The image processing apparatus according to claim 1, wherein the image processing unit classifies each of the plurality of first classes into the plurality of second classes.
The image processing apparatus according to claim 1, wherein the plurality of learning images comprises pairs of low resolution images and high resolution images corresponding to the low resolution images.
The image processing apparatus according to claim 3, wherein the reference data comprises pairs of the low resolution images and corresponding weights which are set according to the image characteristic.
The image processing apparatus according to claim 1, wherein the image processing unit converts a low resolution image having noise into a high resolution image without the noise.

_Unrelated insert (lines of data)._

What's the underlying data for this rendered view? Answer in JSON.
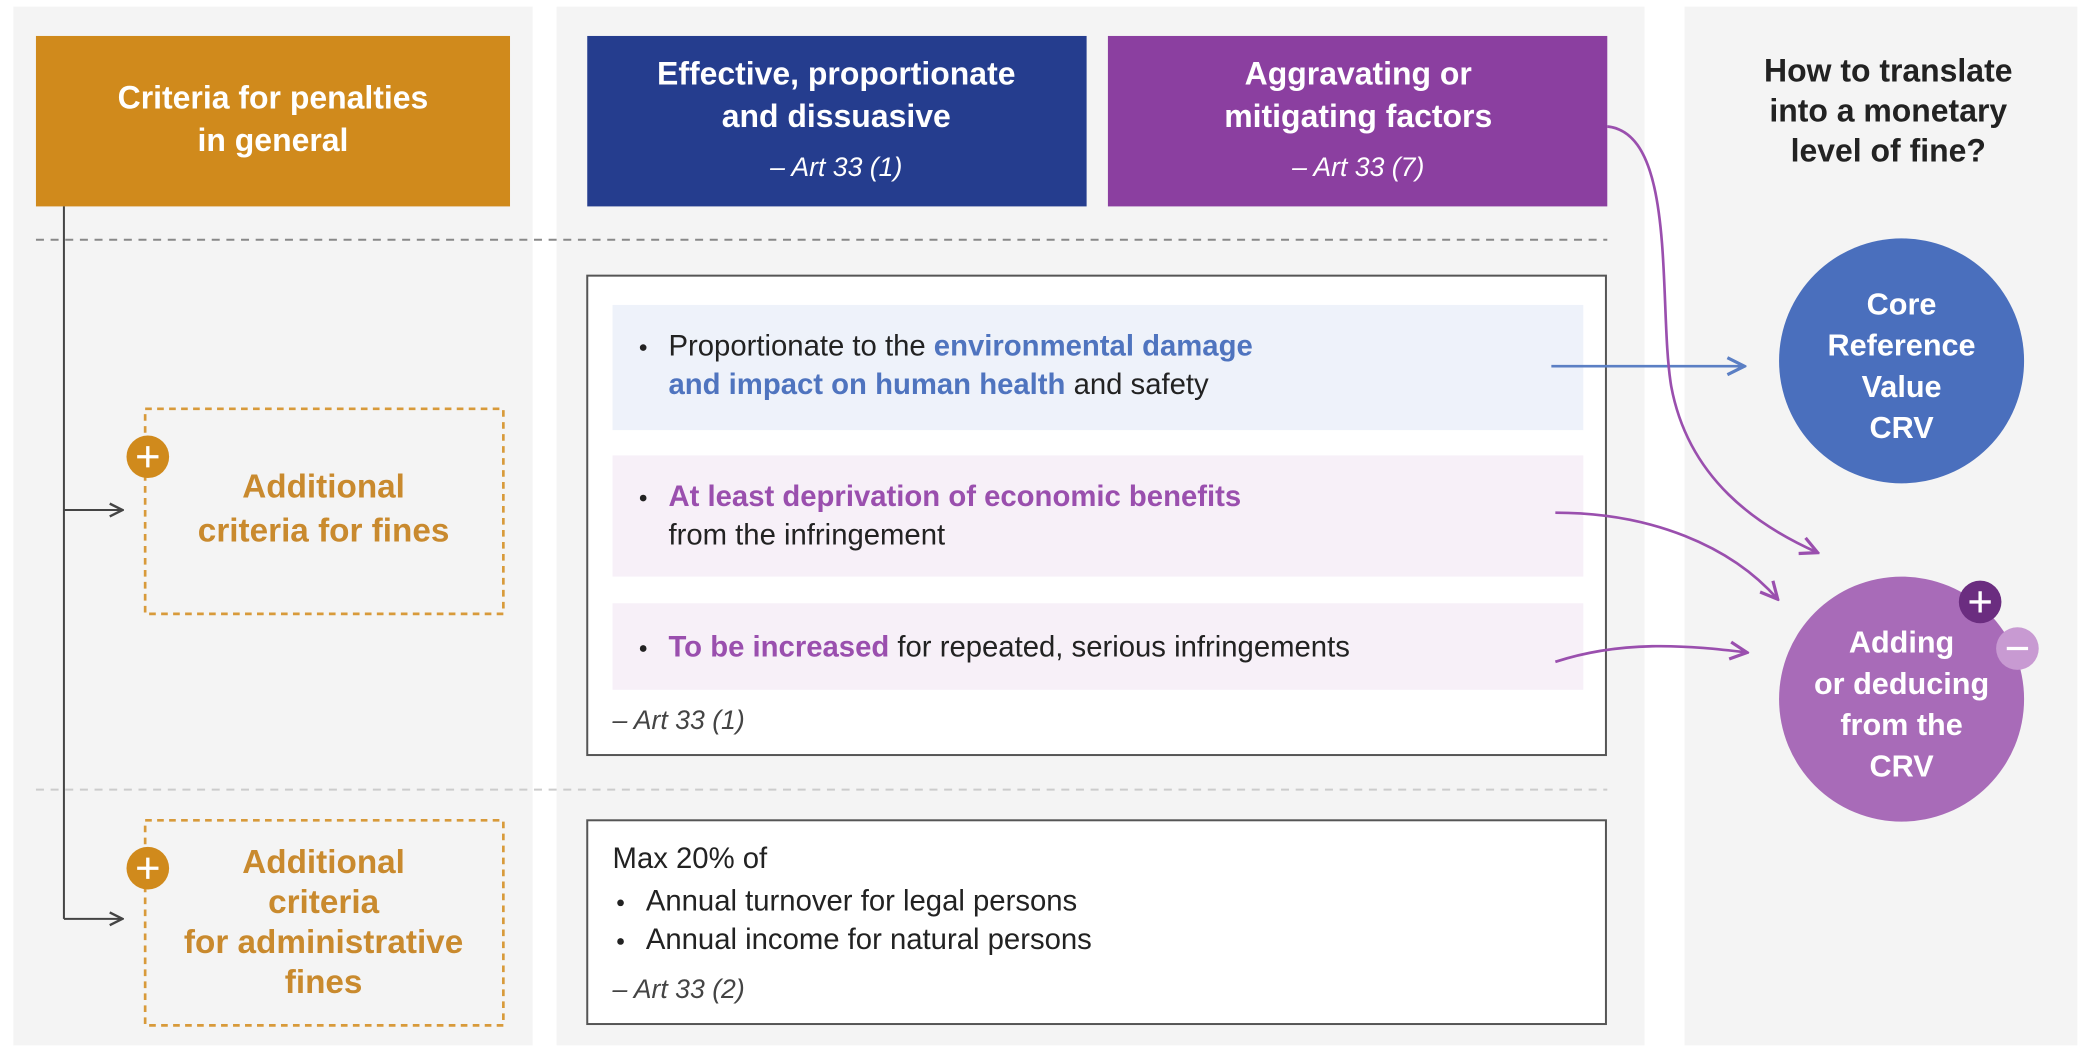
{
  "header": {
    "general": {
      "lines": [
        "Criteria for penalties",
        "in general"
      ]
    },
    "effective": {
      "lines": [
        "Effective, proportionate",
        "and dissuasive"
      ],
      "ref": "– Art 33 (1)"
    },
    "aggravating": {
      "lines": [
        "Aggravating or",
        "mitigating factors"
      ],
      "ref": "– Art 33 (7)"
    },
    "translate": {
      "lines": [
        "How to translate",
        "into a monetary",
        "level of fine?"
      ]
    }
  },
  "fines": {
    "label": [
      "Additional",
      "criteria for fines"
    ],
    "items": [
      {
        "parts": [
          "Proportionate to the ",
          "environmental damage",
          "and impact on human health",
          " and safety"
        ]
      },
      {
        "parts": [
          "At least deprivation of economic benefits",
          "from the infringement"
        ]
      },
      {
        "parts": [
          "To be increased",
          " for repeated, serious infringements"
        ]
      }
    ],
    "ref": "– Art 33 (1)"
  },
  "admin": {
    "label": [
      "Additional",
      "criteria",
      "for administrative",
      "fines"
    ],
    "title": "Max 20% of",
    "items": [
      "Annual turnover for legal persons",
      "Annual income for natural persons"
    ],
    "ref": "– Art 33 (2)"
  },
  "circles": {
    "crv": [
      "Core",
      "Reference",
      "Value",
      "CRV"
    ],
    "adding": [
      "Adding",
      "or deducing",
      "from the",
      "CRV"
    ]
  }
}
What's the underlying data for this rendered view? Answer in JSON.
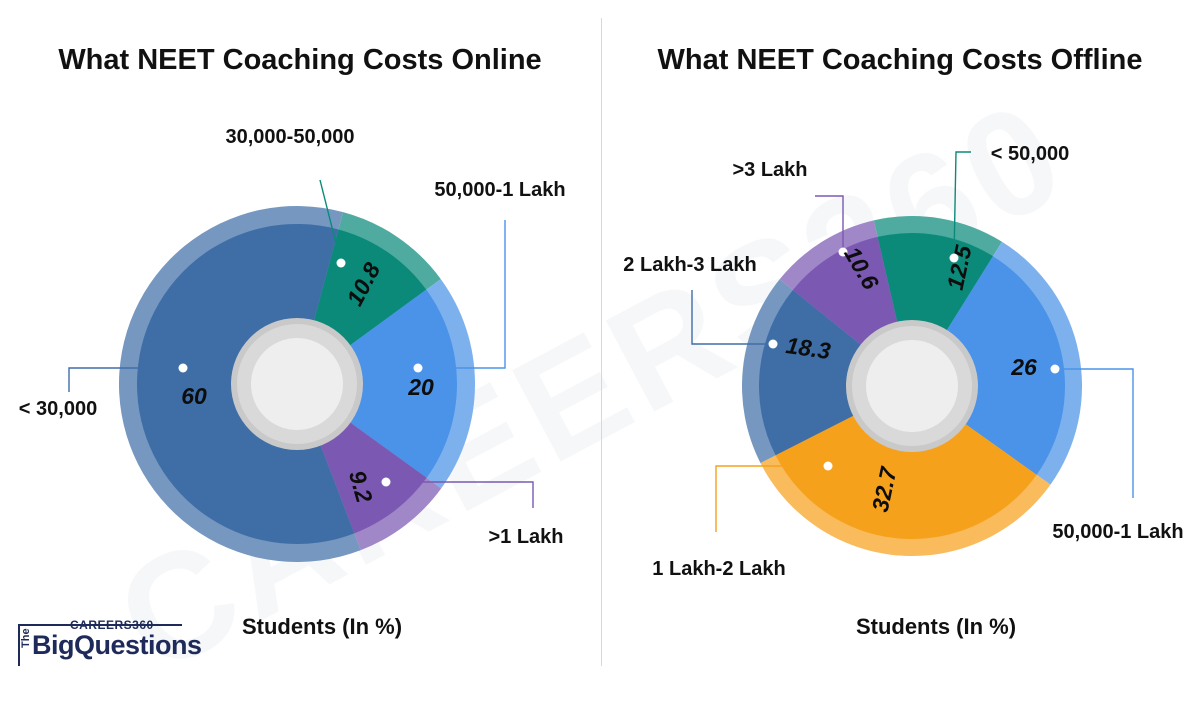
{
  "watermark": "CAREERS360",
  "charts": [
    {
      "title": "What NEET Coaching Costs Online",
      "footer": "Students (In %)"
    },
    {
      "title": "What NEET Coaching Costs Offline",
      "footer": "Students (In %)"
    }
  ],
  "logo": {
    "top_text": "CAREERS360",
    "the_text": "The",
    "main_text": "BigQuestions"
  },
  "chart_data": [
    {
      "type": "pie",
      "title": "What NEET Coaching Costs Online",
      "footer": "Students (In %)",
      "slices": [
        {
          "label": "30,000-50,000",
          "value": 10.8,
          "color": "#0b8a7a"
        },
        {
          "label": "50,000-1 Lakh",
          "value": 20,
          "color": "#4a93e8"
        },
        {
          "label": ">1 Lakh",
          "value": 9.2,
          "color": "#7b59b3"
        },
        {
          "label": "< 30,000",
          "value": 60,
          "color": "#3f6ea7"
        }
      ]
    },
    {
      "type": "pie",
      "title": "What NEET Coaching Costs Offline",
      "footer": "Students (In %)",
      "slices": [
        {
          "label": "< 50,000",
          "value": 12.5,
          "color": "#0b8a7a"
        },
        {
          "label": "50,000-1 Lakh",
          "value": 26,
          "color": "#4a93e8"
        },
        {
          "label": "1 Lakh-2 Lakh",
          "value": 32.7,
          "color": "#f6a11c"
        },
        {
          "label": "2 Lakh-3 Lakh",
          "value": 18.3,
          "color": "#3f6ea7"
        },
        {
          "label": ">3 Lakh",
          "value": 10.6,
          "color": "#7b59b3"
        }
      ]
    }
  ]
}
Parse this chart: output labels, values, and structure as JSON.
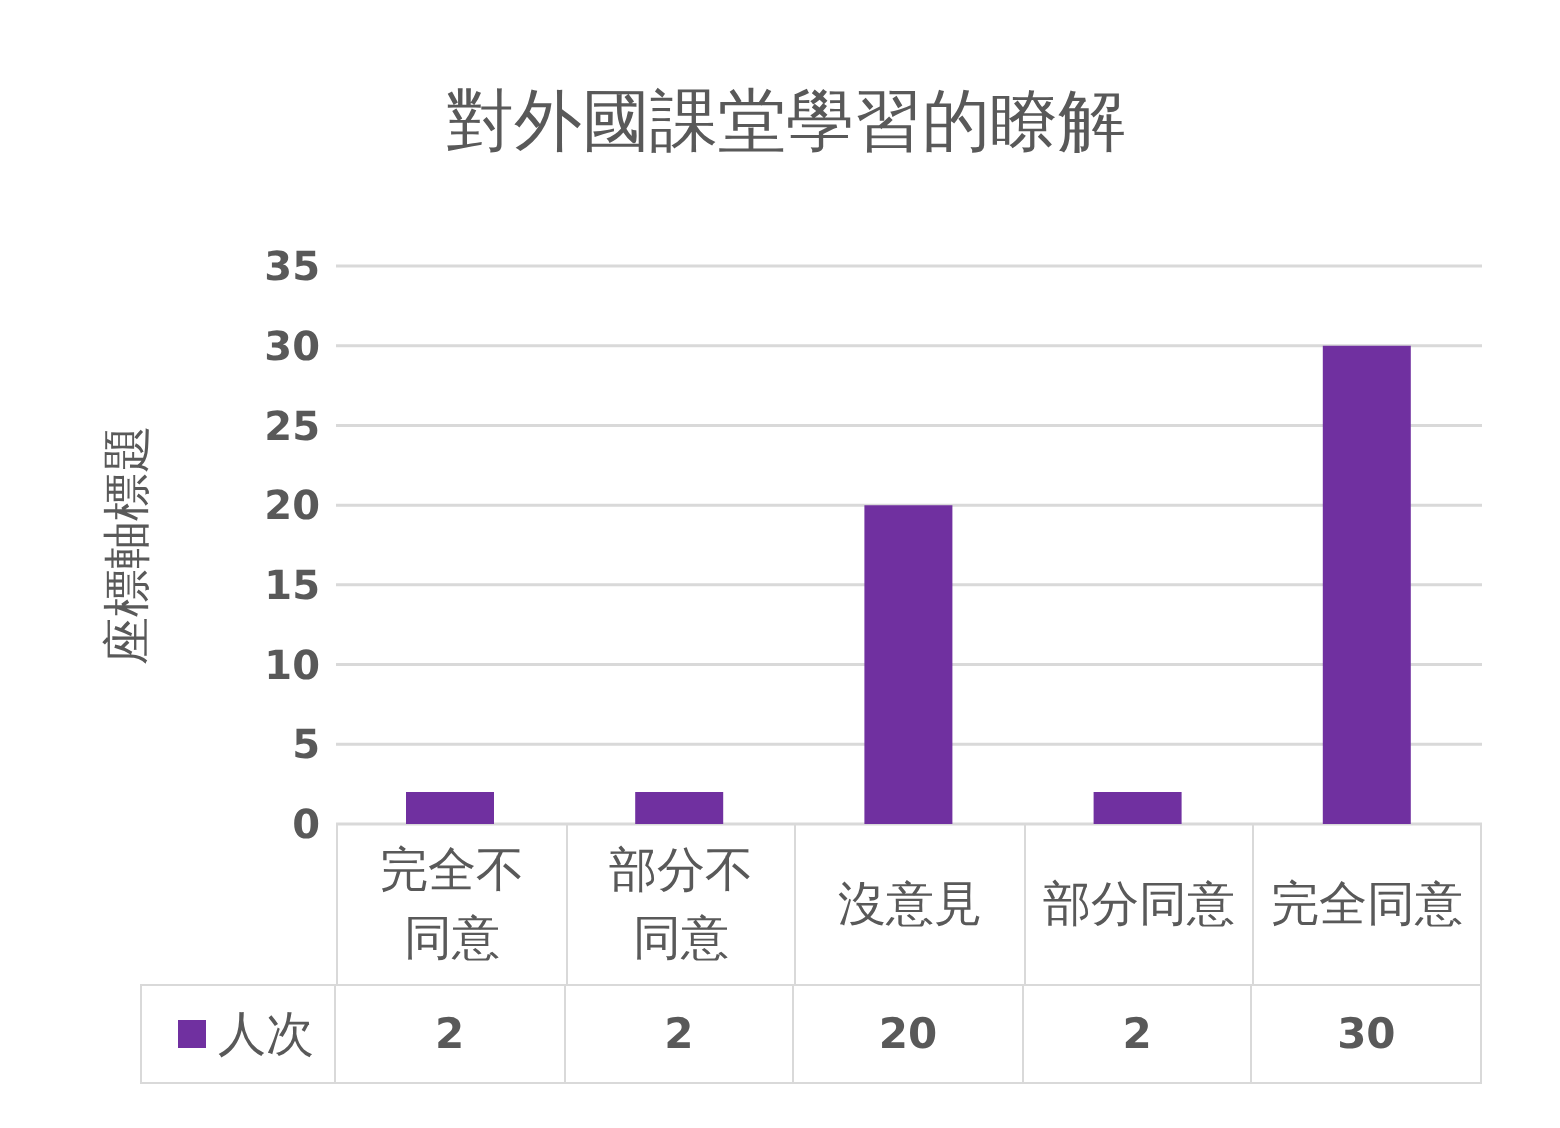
{
  "chart_data": {
    "type": "bar",
    "title": "對外國課堂學習的瞭解",
    "ylabel": "座標軸標題",
    "categories": [
      "完全不同意",
      "部分不同意",
      "沒意見",
      "部分同意",
      "完全同意"
    ],
    "series": [
      {
        "name": "人次",
        "color": "#7030a0",
        "values": [
          2,
          2,
          20,
          2,
          30
        ]
      }
    ],
    "ylim": [
      0,
      35
    ],
    "yticks": [
      0,
      5,
      10,
      15,
      20,
      25,
      30,
      35
    ],
    "grid": "y",
    "legend": "bottom",
    "data_labels": true
  }
}
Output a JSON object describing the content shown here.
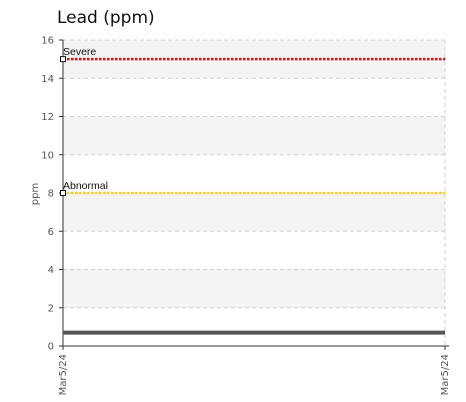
{
  "chart_data": {
    "type": "line",
    "title": "Lead (ppm)",
    "xlabel": "",
    "ylabel": "ppm",
    "ylim": [
      0,
      16
    ],
    "yticks": [
      0,
      2,
      4,
      6,
      8,
      10,
      12,
      14,
      16
    ],
    "x_tick_labels": [
      "Mar5/24",
      "Mar5/24"
    ],
    "grid": true,
    "series": [
      {
        "values": [
          0.7,
          0.7
        ],
        "color": "#555555"
      }
    ],
    "thresholds": [
      {
        "label": "Severe",
        "value": 15,
        "color": "#ff0000"
      },
      {
        "label": "Abnormal",
        "value": 8,
        "color": "#ffd200"
      }
    ],
    "band_colors": [
      "#f4f4f4",
      "#ffffff"
    ]
  }
}
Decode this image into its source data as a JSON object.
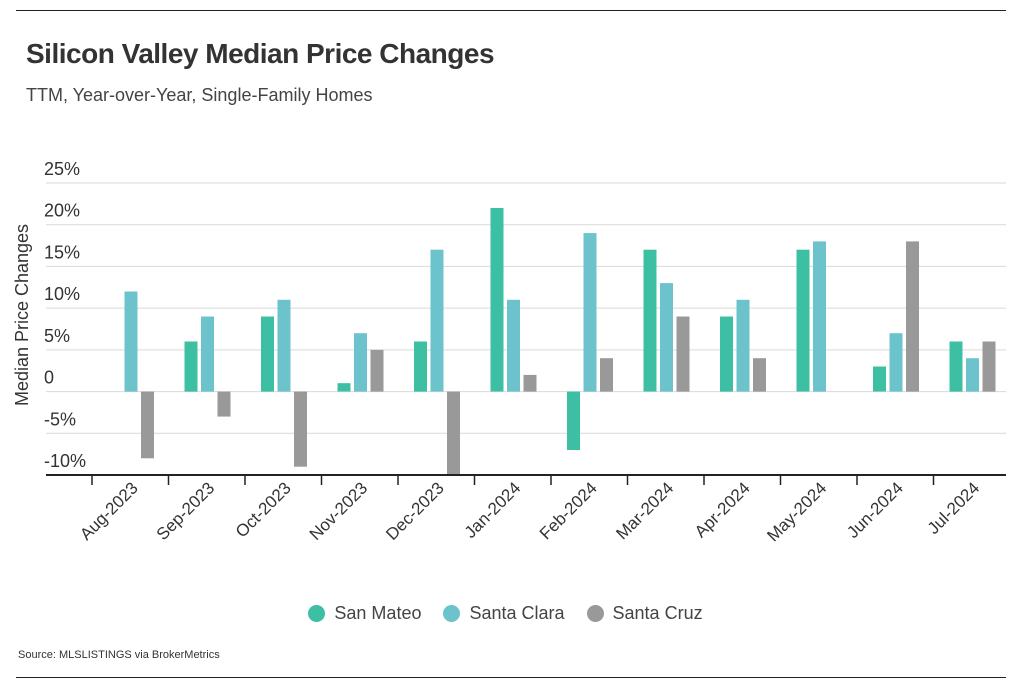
{
  "header": {
    "title": "Silicon Valley Median Price Changes",
    "subtitle": "TTM, Year-over-Year, Single-Family Homes"
  },
  "footer": {
    "source": "Source:  MLSLISTINGS via BrokerMetrics"
  },
  "colors": {
    "san_mateo": "#3dbfa3",
    "santa_clara": "#6cc3cc",
    "santa_cruz": "#999999",
    "grid": "#d9d9d9",
    "axis": "#222222",
    "text": "#333333"
  },
  "chart_data": {
    "type": "bar",
    "title": "Silicon Valley Median Price Changes",
    "subtitle": "TTM, Year-over-Year, Single-Family Homes",
    "xlabel": "",
    "ylabel": "Median Price Changes",
    "ylim": [
      -10,
      25
    ],
    "yticks": [
      25,
      20,
      15,
      10,
      5,
      0,
      -5,
      -10
    ],
    "ytick_labels": [
      "25%",
      "20%",
      "15%",
      "10%",
      "5%",
      "0",
      "-5%",
      "-10%"
    ],
    "grid": "horizontal",
    "legend_position": "bottom",
    "categories": [
      "Aug-2023",
      "Sep-2023",
      "Oct-2023",
      "Nov-2023",
      "Dec-2023",
      "Jan-2024",
      "Feb-2024",
      "Mar-2024",
      "Apr-2024",
      "May-2024",
      "Jun-2024",
      "Jul-2024"
    ],
    "series": [
      {
        "name": "San Mateo",
        "color": "#3dbfa3",
        "values": [
          null,
          6,
          9,
          1,
          6,
          22,
          -7,
          17,
          9,
          17,
          3,
          6
        ]
      },
      {
        "name": "Santa Clara",
        "color": "#6cc3cc",
        "values": [
          12,
          9,
          11,
          7,
          17,
          11,
          19,
          13,
          11,
          18,
          7,
          4
        ]
      },
      {
        "name": "Santa Cruz",
        "color": "#999999",
        "values": [
          -8,
          -3,
          -9,
          5,
          -10,
          2,
          4,
          9,
          4,
          null,
          18,
          6
        ]
      }
    ]
  }
}
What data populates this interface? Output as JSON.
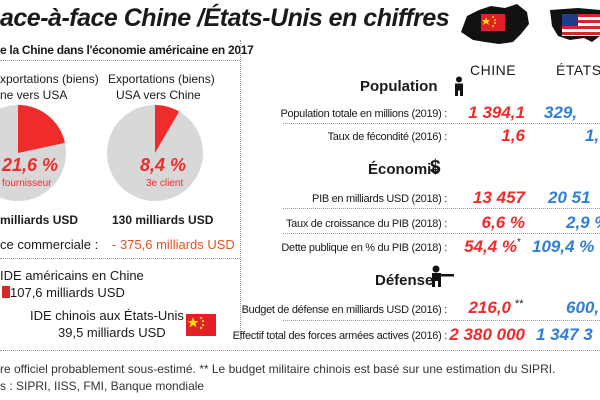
{
  "title": "ace-à-face Chine /États-Unis en chiffres",
  "left_panel": {
    "subtitle": "e la Chine dans l'économie américaine en 2017",
    "pie_china_to_us": {
      "label_line1": "xportations (biens)",
      "label_line2": "ne vers USA",
      "value_text": "21,6 %",
      "note": "fournisseur",
      "amount": "milliards USD",
      "share": 21.6,
      "color_main": "#ef2b2b"
    },
    "pie_us_to_china": {
      "label_line1": "Exportations (biens)",
      "label_line2": "USA vers Chine",
      "value_text": "8,4 %",
      "note": "3e client",
      "amount": "130 milliards USD",
      "share": 8.4,
      "color_main": "#ef2b2b"
    },
    "trade_balance_label": "ce commerciale :",
    "trade_balance_value": "- 375,6 milliards USD",
    "fdi_us_label": "IDE américains en Chine",
    "fdi_us_value": "107,6 milliards USD",
    "fdi_cn_label": "IDE chinois aux États-Unis",
    "fdi_cn_value": "39,5 milliards USD"
  },
  "chart_data": {
    "type": "table",
    "columns": [
      "CHINE",
      "ÉTATS-"
    ],
    "sections": [
      {
        "name": "Population",
        "icon": "person-icon",
        "rows": [
          {
            "label": "Population totale en millions (2019) :",
            "china": "1 394,1",
            "us": "329,"
          },
          {
            "label": "Taux de fécondité (2016) :",
            "china": "1,6",
            "us": "1,"
          }
        ]
      },
      {
        "name": "Économie",
        "icon": "dollar-icon",
        "rows": [
          {
            "label": "PIB en milliards USD (2018) :",
            "china": "13 457",
            "us": "20 51"
          },
          {
            "label": "Taux de croissance du PIB (2018) :",
            "china": "6,6 %",
            "us": "2,9 %"
          },
          {
            "label": "Dette publique en % du PIB (2018) :",
            "china": "54,4 %",
            "china_mark": "*",
            "us": "109,4 %"
          }
        ]
      },
      {
        "name": "Défense",
        "icon": "soldier-icon",
        "rows": [
          {
            "label": "Budget de défense en milliards USD (2016) :",
            "china": "216,0",
            "china_mark": "**",
            "us": "600,"
          },
          {
            "label": "Effectif total des forces armées actives (2016) :",
            "china": "2 380 000",
            "us": "1 347 3"
          }
        ]
      }
    ],
    "colors": {
      "china": "#ef2b2b",
      "us": "#2f7fd8"
    }
  },
  "footer": {
    "line1": "re officiel probablement sous-estimé.  ** Le budget militaire chinois est basé sur une estimation du SIPRI.",
    "line2": "s : SIPRI, IISS, FMI, Banque mondiale"
  }
}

The image processing apparatus according to claim 1, wherein the image characteristic comprises at least one of a high frequency component and an edge characteristic of the image.
The image processing apparatus according to claim 1, wherein the noise characteristic comprises at least one of a kind and an intensity of noises.
The image processing apparatus according to claim 1, wherein the image processing unit predicts, in a case where the received image is distorted by noise, an intensity of the noise in a region unit of the received image.
The image processing apparatus according to claim 1, wherein the image processing unit performs the scaling for the received image according to the reference data corresponding to a noise characteristic and an image characteristic of the received image.
The image processing apparatus according to claim 1, wherein the image processing unit inserts noise in a low resolution image of the plurality of learning images, predicts an intensity of the inserted noise in the low resolution image, removes the noise from the low resolution image, classifies the low resolution image and a corresponding high resolution image into a first class, of the plurality of first classes, according to the predicted intensity of the inserted noise, and classifies the low resolution image and the corresponding high resolution image into a second class, of the plurality of second classes, according to the image characteristic.
An image processing method comprising:
receiving an image;

generating reference data according to a plurality of learning images classified into a plurality of first classes according to a noise characteristic and a plurality of second classes according to an image characteristic; and

performing scaling for the received image according to the generated reference data.
The method according to claim 11, wherein each of the plurality of first classes is classified into the plurality of second classes.
The method according to claim 11, wherein the plurality of learning images comprises pairs of low resolution images and high resolution images corresponding to the low resolution images.
The method according to claim 13, wherein the reference data comprises pairs of the low resolution images and corresponding weights which are set according to the image characteristic.
The method according to claim 11, wherein the image characteristic comprises at least one of a high frequency component and an edge characteristic of the image.